Jesus as a Product

By Taylor Burton-Edwards

Companions,

Recently, Daniel Schultz, aka pastordan, one of the regular contributors to Religion Dispatches offered a link to the Church Marketing Sucks website. It's worth a look-see.

Church Marketing Sucks has been a provocative voice in the area of church marketing for quite a number of years now, pointing out, quite often, that indeed, much church marketing really isn't all that good or helpful, and suggesting (sometimes by satire) ways to do it better.

But a little less than two weeks before pastordan made his recommendation, one of the articles posted there started to gain attention, not for satire, but for the controversial proposition made in its title -- "Jesus as a Product."
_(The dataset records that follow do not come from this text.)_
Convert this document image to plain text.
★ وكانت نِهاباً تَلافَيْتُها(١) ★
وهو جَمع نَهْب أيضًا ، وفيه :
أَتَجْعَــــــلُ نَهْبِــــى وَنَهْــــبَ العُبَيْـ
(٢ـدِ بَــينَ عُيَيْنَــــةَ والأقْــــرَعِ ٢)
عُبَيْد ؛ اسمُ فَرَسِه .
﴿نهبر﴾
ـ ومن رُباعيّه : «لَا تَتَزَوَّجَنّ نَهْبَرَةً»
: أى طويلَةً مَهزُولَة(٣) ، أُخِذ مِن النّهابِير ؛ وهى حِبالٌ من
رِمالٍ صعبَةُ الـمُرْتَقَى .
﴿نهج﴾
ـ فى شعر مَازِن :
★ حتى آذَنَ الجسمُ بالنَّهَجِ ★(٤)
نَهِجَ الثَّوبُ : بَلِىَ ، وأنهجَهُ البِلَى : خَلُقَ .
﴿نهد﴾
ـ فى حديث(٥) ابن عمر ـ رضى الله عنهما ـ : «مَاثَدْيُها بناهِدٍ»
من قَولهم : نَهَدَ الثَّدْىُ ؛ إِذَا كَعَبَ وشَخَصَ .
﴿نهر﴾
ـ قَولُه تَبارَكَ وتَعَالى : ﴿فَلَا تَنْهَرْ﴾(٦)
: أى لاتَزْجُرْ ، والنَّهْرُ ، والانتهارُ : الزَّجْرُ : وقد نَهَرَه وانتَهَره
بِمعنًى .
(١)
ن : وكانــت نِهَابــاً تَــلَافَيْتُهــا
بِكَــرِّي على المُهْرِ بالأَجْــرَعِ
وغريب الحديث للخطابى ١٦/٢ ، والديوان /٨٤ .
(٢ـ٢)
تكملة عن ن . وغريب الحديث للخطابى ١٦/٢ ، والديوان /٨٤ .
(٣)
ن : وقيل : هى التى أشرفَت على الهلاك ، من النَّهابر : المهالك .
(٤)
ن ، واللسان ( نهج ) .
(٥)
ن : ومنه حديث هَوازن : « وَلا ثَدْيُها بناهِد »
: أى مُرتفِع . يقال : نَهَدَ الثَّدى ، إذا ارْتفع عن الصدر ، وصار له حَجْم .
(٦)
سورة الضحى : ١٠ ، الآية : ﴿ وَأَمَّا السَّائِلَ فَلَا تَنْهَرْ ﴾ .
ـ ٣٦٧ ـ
Brett Borders, the author of this small piece, admits that thinking of Jesus in the same category with other things that are marketed does create a serious cognitive dissonance-- but only for those who do not know Jesus. His argument is that media marketing saturation is simply a fact of life in the West these days, and so a failure to participate in it or participating in it poorly (by manipulative or shoddy means, for example) represents a fundamental failure to communicate the very gospel we claim to be the most important message in human history.

So he advises at the close of his article:

"Let’s not get hung up on the concept of Jesus as a commodity. Instead, let’s embrace it so we can leverage the craft of good advertising in order to make sure our message is the one people hear. Not one of the 3,000 that gets shut out. Our product is way too important to let that happen."
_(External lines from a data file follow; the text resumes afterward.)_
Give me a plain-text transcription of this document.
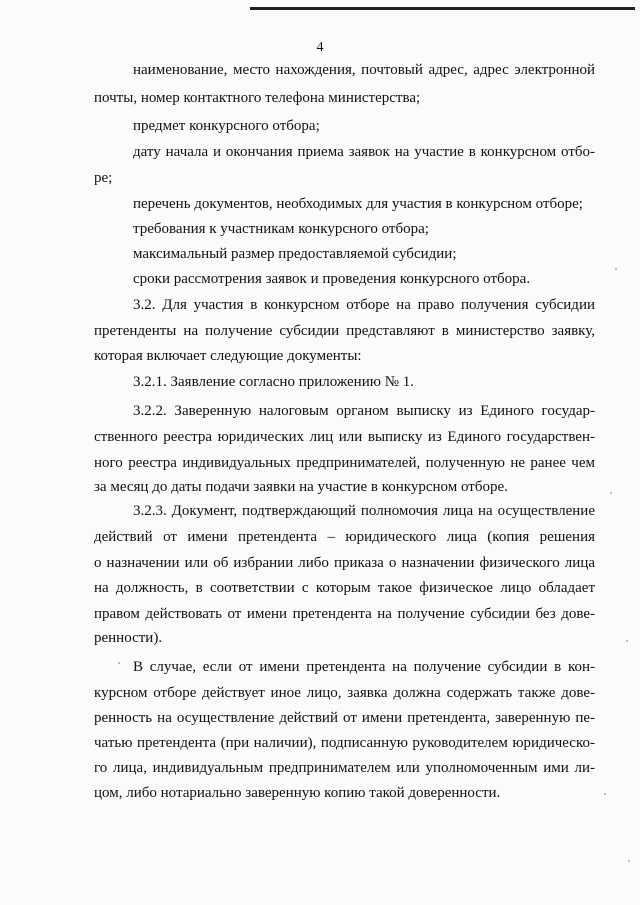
4
наименование, место нахождения, почтовый адрес, адрес электронной
почты, номер контактного телефона министерства;
предмет конкурсного отбора;
дату начала и окончания приема заявок на участие в конкурсном отбо-
ре;
перечень документов, необходимых для участия в конкурсном отборе;
требования к участникам конкурсного отбора;
максимальный размер предоставляемой субсидии;
сроки рассмотрения заявок и проведения конкурсного отбора.
3.2. Для участия в конкурсном отборе на право получения субсидии
претенденты на получение субсидии представляют в министерство заявку,
которая включает следующие документы:
3.2.1. Заявление согласно приложению № 1.
3.2.2. Заверенную налоговым органом выписку из Единого государ-
ственного реестра юридических лиц или выписку из Единого государствен-
ного реестра индивидуальных предпринимателей, полученную не ранее чем
за месяц до даты подачи заявки на участие в конкурсном отборе.
3.2.3. Документ, подтверждающий полномочия лица на осуществление
действий от имени претендента – юридического лица (копия решения
о назначении или об избрании либо приказа о назначении физического лица
на должность, в соответствии с которым такое физическое лицо обладает
правом действовать от имени претендента на получение субсидии без дове-
ренности).
В случае, если от имени претендента на получение субсидии в кон-
курсном отборе действует иное лицо, заявка должна содержать также дове-
ренность на осуществление действий от имени претендента, заверенную пе-
чатью претендента (при наличии), подписанную руководителем юридическо-
го лица, индивидуальным предпринимателем или уполномоченным ими ли-
цом, либо нотариально заверенную копию такой доверенности.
Martin Buber might agree, in part. After all, if one has never actually encountered Jesus, the most that can be expected is precisely an I-It relationship, the basic descriptor of a relationship of an individual to a commodity that one uses or knows something about, not a person one knows and actually interacts with.

The Little Prince in Antoine de Saint-Exupéry's novelette of the same title learns as much from a fox in a wheat field one day-- that until one actually tames the other, the fox is just like a hundred thousand other foxes and the boy just like a hundred thousand other boys. Something has to happen to move this from an I-It relationship where nothing is actually exchanged to an I-You relationship where both can be changed forever.
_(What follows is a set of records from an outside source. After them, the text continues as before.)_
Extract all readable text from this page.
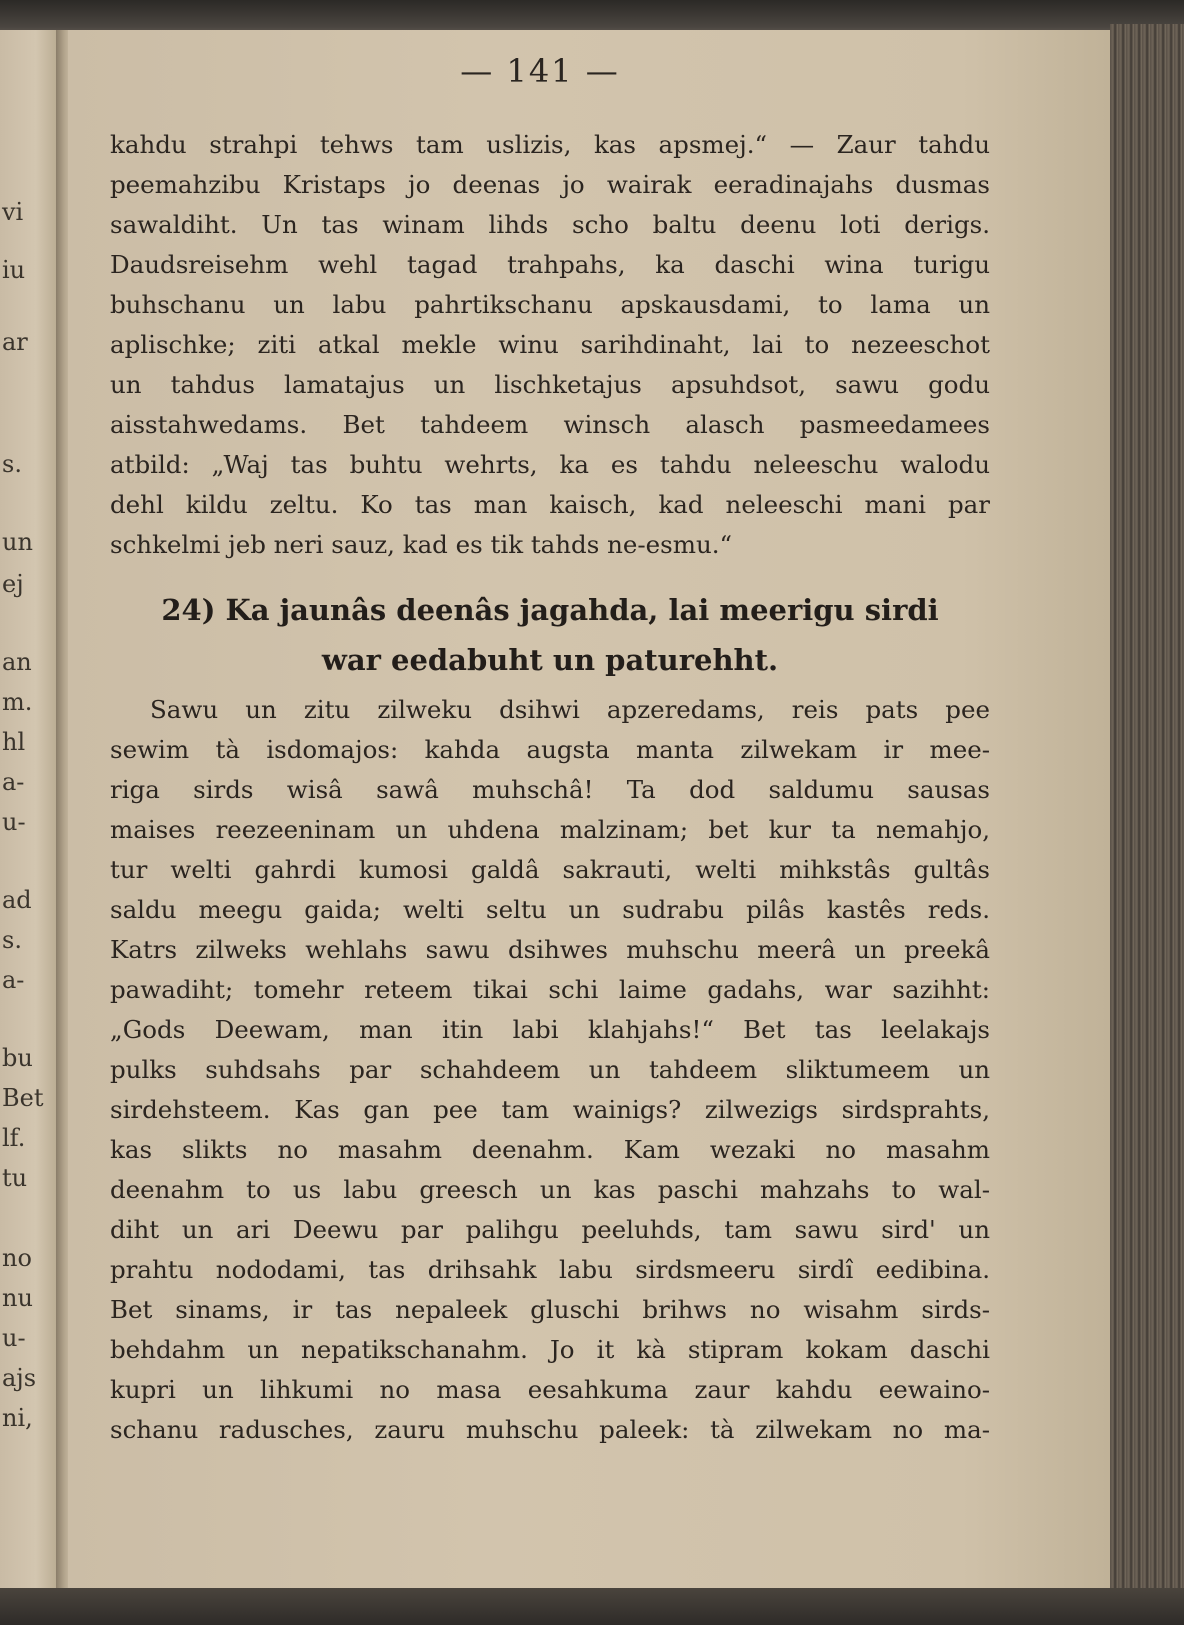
vi
iu
ar
s.
un
ej
an
m.
hl
a-
u-
ad
s.
a-
bu
Bet
lf.
tu
no
nu
u-
ajs
ni,
— 141 —
kahdu strahpi tehws tam uslizis, kas apsmej.“ — Zaur tahdu
peemahzibu Kristaps jo deenas jo wairak eeradinajahs dusmas
sawaldiht. Un tas winam lihds scho baltu deenu loti derigs.
Daudsreisehm wehl tagad trahpahs, ka daschi wina turigu
buhschanu un labu pahrtikschanu apskausdami, to lama un
aplischke; ziti atkal mekle winu sarihdinaht, lai to nezeeschot
un tahdus lamatajus un lischketajus apsuhdsot, sawu godu
aisstahwedams. Bet tahdeem winsch alasch pasmeedamees
atbild: „Waj tas buhtu wehrts, ka es tahdu neleeschu walodu
dehl kildu zeltu. Ko tas man kaisch, kad neleeschi mani par
schkelmi jeb neri sauz, kad es tik tahds ne-esmu.“
24) Ka jaunâs deenâs jagahda, lai meerigu sirdi
war eedabuht un paturehht.
Sawu un zitu zilweku dsihwi apzeredams, reis pats pee
sewim tà isdomajos: kahda augsta manta zilwekam ir mee-
riga sirds wisâ sawâ muhschâ! Ta dod saldumu sausas
maises reezeeninam un uhdena malzinam; bet kur ta nemahjo,
tur welti gahrdi kumosi galdâ sakrauti, welti mihkstâs gultâs
saldu meegu gaida; welti seltu un sudrabu pilâs kastês reds.
Katrs zilweks wehlahs sawu dsihwes muhschu meerâ un preekâ
pawadiht; tomehr reteem tikai schi laime gadahs, war sazihht:
„Gods Deewam, man itin labi klahjahs!“ Bet tas leelakajs
pulks suhdsahs par schahdeem un tahdeem sliktumeem un
sirdehsteem. Kas gan pee tam wainigs? zilwezigs sirdsprahts,
kas slikts no masahm deenahm. Kam wezaki no masahm
deenahm to us labu greesch un kas paschi mahzahs to wal-
diht un ari Deewu par palihgu peeluhds, tam sawu sird' un
prahtu nododami, tas drihsahk labu sirdsmeeru sirdî eedibina.
Bet sinams, ir tas nepaleek gluschi brihws no wisahm sirds-
behdahm un nepatikschanahm. Jo it kà stipram kokam daschi
kupri un lihkumi no masa eesahkuma zaur kahdu eewaino-
schanu radusches, zauru muhschu paleek: tà zilwekam no ma-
But that "something" that has to happen is just where marketing Jesus is bound to fail. The fox reminds The Little Prince that taming takes time, consistency and presence. Marketing can at best achieve the first two of these-- delivering a consistent message over time. Repeat the same message over time enough times and in enough ways and places, and the very repetition and echo-effect will lend it credibility.

But marketing cannot replicate what matters most-- actually being physically present to and for the other. It is presence offered consistently over time that ultimately makes possible an actual I-You relationship. It is presence, more than message, that can actually lead to the transformation of life.

Marketing, then, can only get one as far as creating the possibility for a stronger I-It relationship. Even marketing an I-You relationship with Jesus turns that very thing into an I-It project. But no matter how strong the I-It becomes, it can never become I-You. I-You can (and sometimes needs!) to revert to I-It for all sorts of reasons, but I-It cannot, of itself, convert to I-You.

So, ironically, marketing Jesus would be a terrific strategy for us if we were actually atheists about him-- that is, if in fact we believed it were not possible or even desirable to form an I-You relationship with him.

This may be why the best communication of presence we can offer is what he himself offers-- flesh and blood. His-- at a table we share weekly in worship. And ours-- at every table and all the places in between them where we live out the real thing, the I-You with him, and with our neighbors as ourselves.

What do you think? Even more-- what do you do to be part of Christ's taming of the world, renaming us all "You" to his eternal "I."